I’m uncertain of the current landscape when it comes to TV viewing. It used to be that you had a cable provider or maybe you used a dish satellite service. Occasionally HBO and other premium channels would have a free weekend, try to hook subscribers. When we had DirecTV I would sometimes suddenly find a recent Bill Maher HBO program on my DVR because it was still in the list to record. Now a lot of it seems to be going a la carte, which can add up in a hurry.

In the U.S. perhaps. But it is an ingredient that has been used in Indian cooking (called methi) long before they heard of maple syrup.

Yes, yes, traditionally in the US. Pardon my Amero-centrism. I know its uses as both a spice and an herb in South Asian and some other cuisines. The fenugreek seeds and kasuri methi I have in my spice cabinet I use exclusively for those reasons, not as a lactation aid nor maple substitute.

When my dad was a junior engineer, the computers were likely to be young women with a math degree, ie mathematicians. They did more complex stuff than simply adding and subtracting. They often married young engineers, and left the workforce.

“In the late 1950s and early 60s, the Florida Panhandle was responsible for two-thirds of all loss-of-limb accident claims in the United States due largely to one town: Vernon, Florida.”

Here’s a podcast that I have not listened to.

Here’s a Wikipedia article that explains what happened when Errol Morris attempted to make documentary about Nub City.

The movie Six Minutes To Midnight is enjoying it’s streaming release over here at the moment. I mention this because the movie has brought to light a little bit of local history that I (and I think the vast majority of folks) was completely unaware of. Bexhill Observer story - Warning: cookie fest - see below for alternative video source.

Six Minutes to Midnight tells the story of Augusta Victoria College, a large Victorian villa in Dorset Road, which once housed a Nazi finishing school where up to two dozen daughters of the Nazi regime were sent to improve their English.

Students included the daughter of Adolf Hitler’s Foreign Minister Joachim von Ribbentrop.

The Augusta Victoria School operated in Dorset Road and taught German girls throughout the 1930s and only closed at the outbreak of World War Two.

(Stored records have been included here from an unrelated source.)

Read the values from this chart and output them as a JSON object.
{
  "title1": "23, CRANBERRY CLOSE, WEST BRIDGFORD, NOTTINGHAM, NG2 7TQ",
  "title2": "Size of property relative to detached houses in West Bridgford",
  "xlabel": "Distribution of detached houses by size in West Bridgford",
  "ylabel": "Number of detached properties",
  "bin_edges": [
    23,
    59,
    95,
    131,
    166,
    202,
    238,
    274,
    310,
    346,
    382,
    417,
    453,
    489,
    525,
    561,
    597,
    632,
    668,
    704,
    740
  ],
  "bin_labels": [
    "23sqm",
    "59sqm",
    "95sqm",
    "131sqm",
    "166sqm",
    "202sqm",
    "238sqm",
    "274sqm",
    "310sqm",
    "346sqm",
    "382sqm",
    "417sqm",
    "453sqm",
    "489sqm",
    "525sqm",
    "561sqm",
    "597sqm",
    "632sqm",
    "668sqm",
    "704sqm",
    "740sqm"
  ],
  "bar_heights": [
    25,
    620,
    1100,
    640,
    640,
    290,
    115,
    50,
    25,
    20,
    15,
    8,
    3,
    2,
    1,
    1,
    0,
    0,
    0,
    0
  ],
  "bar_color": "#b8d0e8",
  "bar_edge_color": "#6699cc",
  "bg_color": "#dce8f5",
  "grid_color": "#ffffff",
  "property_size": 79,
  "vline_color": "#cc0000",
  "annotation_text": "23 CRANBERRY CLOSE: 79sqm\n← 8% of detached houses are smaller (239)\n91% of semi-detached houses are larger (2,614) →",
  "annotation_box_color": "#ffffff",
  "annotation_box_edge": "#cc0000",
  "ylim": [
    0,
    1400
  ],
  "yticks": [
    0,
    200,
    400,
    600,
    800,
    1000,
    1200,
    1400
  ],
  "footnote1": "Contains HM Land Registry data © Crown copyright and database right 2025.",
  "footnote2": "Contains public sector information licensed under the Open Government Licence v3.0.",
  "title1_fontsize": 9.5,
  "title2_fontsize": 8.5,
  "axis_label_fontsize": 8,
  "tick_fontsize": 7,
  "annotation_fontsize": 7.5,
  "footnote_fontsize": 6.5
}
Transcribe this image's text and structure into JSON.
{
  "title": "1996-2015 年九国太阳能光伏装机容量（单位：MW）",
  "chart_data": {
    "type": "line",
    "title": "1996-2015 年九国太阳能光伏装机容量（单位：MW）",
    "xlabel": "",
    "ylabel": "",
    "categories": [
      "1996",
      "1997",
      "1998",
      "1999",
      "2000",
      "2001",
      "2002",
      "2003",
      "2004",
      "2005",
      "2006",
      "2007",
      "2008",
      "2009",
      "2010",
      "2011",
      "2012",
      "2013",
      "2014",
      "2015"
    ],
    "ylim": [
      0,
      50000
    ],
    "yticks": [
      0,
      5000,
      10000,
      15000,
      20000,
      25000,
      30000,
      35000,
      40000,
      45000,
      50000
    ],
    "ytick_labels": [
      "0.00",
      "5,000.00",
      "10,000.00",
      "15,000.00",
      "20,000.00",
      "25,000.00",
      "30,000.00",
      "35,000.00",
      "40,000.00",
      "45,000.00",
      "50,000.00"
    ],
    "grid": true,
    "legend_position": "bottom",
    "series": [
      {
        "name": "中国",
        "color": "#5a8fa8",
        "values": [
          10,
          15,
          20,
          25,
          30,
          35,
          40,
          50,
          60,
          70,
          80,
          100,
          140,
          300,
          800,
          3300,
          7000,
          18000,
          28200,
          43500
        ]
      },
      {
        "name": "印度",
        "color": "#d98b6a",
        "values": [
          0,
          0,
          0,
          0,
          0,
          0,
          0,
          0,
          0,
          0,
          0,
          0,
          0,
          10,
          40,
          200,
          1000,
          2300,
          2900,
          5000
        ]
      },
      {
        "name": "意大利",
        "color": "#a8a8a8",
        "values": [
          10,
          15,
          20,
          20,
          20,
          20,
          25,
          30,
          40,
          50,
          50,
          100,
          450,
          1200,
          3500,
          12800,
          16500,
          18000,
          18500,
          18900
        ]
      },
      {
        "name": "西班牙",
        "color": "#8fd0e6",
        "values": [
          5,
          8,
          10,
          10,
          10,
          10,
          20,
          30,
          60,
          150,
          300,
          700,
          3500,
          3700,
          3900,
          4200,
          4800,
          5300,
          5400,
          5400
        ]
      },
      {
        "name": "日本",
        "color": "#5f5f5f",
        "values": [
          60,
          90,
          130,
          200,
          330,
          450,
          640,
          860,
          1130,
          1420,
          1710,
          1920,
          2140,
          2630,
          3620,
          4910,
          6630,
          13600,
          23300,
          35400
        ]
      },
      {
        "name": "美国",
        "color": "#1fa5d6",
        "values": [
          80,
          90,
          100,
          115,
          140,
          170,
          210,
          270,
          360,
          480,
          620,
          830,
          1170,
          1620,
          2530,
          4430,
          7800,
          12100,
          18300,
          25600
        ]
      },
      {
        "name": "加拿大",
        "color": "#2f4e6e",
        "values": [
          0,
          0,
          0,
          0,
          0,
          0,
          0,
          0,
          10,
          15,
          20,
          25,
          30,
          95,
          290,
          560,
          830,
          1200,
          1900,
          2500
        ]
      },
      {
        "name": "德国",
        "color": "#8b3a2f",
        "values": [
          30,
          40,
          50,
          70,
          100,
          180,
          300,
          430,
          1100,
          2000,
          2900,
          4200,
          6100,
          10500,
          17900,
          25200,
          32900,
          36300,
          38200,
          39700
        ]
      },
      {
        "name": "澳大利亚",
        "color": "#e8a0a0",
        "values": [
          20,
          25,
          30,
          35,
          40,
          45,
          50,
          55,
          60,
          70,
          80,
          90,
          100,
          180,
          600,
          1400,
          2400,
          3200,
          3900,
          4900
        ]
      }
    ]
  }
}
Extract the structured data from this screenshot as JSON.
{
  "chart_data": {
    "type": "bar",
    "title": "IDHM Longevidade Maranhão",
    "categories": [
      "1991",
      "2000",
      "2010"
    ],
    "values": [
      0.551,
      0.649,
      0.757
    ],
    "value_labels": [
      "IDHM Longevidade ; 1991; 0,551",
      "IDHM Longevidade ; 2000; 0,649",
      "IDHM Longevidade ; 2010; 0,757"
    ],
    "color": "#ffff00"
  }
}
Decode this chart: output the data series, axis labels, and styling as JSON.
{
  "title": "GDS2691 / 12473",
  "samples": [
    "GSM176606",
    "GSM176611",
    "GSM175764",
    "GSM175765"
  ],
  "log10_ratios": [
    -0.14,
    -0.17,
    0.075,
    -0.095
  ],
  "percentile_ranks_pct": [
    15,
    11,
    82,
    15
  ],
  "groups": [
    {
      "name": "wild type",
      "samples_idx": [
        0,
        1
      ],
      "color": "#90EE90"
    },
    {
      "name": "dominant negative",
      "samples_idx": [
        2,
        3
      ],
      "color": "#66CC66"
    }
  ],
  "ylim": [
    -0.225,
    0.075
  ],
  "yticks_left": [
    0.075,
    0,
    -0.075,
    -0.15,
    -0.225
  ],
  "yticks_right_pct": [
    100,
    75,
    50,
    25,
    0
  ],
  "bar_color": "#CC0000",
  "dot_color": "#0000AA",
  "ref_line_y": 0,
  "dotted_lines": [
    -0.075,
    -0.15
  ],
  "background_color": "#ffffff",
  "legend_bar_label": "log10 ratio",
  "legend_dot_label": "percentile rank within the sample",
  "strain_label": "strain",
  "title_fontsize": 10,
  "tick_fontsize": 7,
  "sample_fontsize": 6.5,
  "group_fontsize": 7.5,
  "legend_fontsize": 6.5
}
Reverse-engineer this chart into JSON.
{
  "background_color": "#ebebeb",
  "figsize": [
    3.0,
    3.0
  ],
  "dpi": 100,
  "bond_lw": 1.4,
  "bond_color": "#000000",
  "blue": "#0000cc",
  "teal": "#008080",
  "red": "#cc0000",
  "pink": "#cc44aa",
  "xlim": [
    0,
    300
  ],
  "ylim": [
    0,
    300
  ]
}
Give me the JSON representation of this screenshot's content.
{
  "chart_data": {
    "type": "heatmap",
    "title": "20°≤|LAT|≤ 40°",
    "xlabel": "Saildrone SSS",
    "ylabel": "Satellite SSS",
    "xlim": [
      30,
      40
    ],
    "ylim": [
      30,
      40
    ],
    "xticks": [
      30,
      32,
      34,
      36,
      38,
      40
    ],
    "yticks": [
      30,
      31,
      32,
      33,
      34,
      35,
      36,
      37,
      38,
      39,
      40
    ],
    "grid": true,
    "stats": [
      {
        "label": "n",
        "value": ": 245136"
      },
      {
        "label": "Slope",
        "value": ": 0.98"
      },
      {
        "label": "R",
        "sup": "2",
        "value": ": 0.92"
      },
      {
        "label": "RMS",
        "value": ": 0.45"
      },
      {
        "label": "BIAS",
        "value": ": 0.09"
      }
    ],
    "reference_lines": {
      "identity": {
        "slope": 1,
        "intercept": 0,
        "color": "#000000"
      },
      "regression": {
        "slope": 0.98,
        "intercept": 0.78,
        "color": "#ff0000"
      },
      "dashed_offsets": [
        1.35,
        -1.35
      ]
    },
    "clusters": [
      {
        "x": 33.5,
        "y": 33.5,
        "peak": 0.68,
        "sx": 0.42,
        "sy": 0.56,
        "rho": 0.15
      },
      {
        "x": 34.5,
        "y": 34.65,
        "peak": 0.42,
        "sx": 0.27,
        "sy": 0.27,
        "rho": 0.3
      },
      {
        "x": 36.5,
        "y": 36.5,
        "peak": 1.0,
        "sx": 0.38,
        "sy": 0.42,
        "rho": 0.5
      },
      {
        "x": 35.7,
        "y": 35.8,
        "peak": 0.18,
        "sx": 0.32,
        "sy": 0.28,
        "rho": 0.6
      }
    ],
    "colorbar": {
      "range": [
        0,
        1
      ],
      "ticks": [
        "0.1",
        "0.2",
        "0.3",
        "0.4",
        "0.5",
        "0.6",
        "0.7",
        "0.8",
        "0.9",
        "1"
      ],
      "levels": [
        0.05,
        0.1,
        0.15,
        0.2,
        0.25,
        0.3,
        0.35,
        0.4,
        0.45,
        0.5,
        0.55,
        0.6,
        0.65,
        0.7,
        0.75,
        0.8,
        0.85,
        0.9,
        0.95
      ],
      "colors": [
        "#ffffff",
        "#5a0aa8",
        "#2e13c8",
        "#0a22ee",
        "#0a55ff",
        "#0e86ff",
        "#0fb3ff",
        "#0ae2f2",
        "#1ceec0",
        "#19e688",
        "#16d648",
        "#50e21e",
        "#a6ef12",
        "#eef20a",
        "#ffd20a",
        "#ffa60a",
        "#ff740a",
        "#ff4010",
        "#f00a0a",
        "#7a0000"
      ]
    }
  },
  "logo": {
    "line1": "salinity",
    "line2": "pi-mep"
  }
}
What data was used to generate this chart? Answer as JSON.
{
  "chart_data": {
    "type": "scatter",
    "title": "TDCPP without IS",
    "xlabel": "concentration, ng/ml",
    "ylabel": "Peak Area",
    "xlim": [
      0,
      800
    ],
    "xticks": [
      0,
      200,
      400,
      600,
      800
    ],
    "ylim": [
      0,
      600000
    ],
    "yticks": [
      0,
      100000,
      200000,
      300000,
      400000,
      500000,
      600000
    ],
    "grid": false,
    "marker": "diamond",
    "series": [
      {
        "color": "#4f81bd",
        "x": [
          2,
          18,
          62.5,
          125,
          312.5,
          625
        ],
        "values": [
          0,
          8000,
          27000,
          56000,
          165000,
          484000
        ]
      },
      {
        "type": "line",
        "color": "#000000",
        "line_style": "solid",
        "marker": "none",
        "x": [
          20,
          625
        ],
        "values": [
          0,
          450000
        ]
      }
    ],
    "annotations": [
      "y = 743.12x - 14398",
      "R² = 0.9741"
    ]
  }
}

The school was run on Nazi ideals throughout Hitler’s governance as demonstrated by the school badge, a Swastika on one side and a Union Jack on the other.

Bexhill is on the south coast of England, about 30 miles east of Brighton (50 miles SSE of London, if you prefer).

Here is a short (6 minutes) somewhat worthy and amateurish YouTube video put together by (I think) local historians. You can see the school badge, swastika and all, at the start and a list of alumni at the end. I’d say it was worth sticking with the video, but then I’m local and thus biased.

j

Definitely more complex stuff than adding and subtracting. Numerical integration, for instance, would be a big chunk of it, and it takes a certain level of mathematical knowledge to even understand what that is, much less to properly make use of the various techniques for it. But it’s still mind-numbing work, that the people with the job title of “mathematician” didn’t want to waste their time on.